I'm walking out of the facility, holding the wall, trying not to cry, and another therapy patient who also can't walk comes up to me and asks if I'm all right because it's obvious I'm about to fall over. Here's this skinny guy with a hip replacement and he's going to help me? I went to get into my car, which obviously requires me to put my right (good) leg into the foot well and for a brief moment transfer my full weight onto my (bad) left leg. When I did that, the leg just gave way. No pain, it just buckled underneath me and I had to grab onto the door and hang from it before heaving myself into the driver's seat in a huge burst of pain.
Unhappy? Me?
That night I went to visit a friend of mine, who happens to be a nurse (a planned social visit, not because of my leg).
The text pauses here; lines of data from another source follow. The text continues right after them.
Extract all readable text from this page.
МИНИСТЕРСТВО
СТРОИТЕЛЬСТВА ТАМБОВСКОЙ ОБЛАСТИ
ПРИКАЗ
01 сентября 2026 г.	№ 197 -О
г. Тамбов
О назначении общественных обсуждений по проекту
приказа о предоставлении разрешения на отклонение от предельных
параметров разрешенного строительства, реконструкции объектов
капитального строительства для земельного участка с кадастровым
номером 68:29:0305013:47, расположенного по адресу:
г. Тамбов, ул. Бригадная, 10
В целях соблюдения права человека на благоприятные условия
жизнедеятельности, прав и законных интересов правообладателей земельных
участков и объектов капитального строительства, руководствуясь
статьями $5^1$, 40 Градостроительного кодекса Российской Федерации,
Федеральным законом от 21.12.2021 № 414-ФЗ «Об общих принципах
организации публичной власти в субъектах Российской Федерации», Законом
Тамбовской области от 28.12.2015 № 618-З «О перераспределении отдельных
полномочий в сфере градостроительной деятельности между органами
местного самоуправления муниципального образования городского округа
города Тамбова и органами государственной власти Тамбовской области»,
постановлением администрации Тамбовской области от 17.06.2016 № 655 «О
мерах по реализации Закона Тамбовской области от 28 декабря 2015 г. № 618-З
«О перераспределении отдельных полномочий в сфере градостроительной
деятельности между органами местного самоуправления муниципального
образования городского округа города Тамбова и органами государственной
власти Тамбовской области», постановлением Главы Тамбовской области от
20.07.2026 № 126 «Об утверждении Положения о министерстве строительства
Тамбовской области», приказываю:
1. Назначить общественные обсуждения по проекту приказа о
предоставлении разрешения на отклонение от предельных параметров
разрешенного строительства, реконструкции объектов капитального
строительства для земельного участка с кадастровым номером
She was appalled at the state of my edema. I think it's the worse it's ever been. She tried rubbing it but it's solid fluid with no give. She was holding my foot looking at my calf and she finally said, "This isn't good at all. This is very bad. What are they doing for therapy?" Her opinion, and I agree, is that I'm better off just doing my workout and stopping if it hurts (pain, not workout hurt) than paying all this money for something that's exacerbating the problem, not alleviating it.
I basically spent all weekend in bed with my leg up, in pain. I'm trying to eat less, but I know I'm gaining weight. It's a vicious horrible cycle and I'm dreadfully unhappy and I don't know what to do.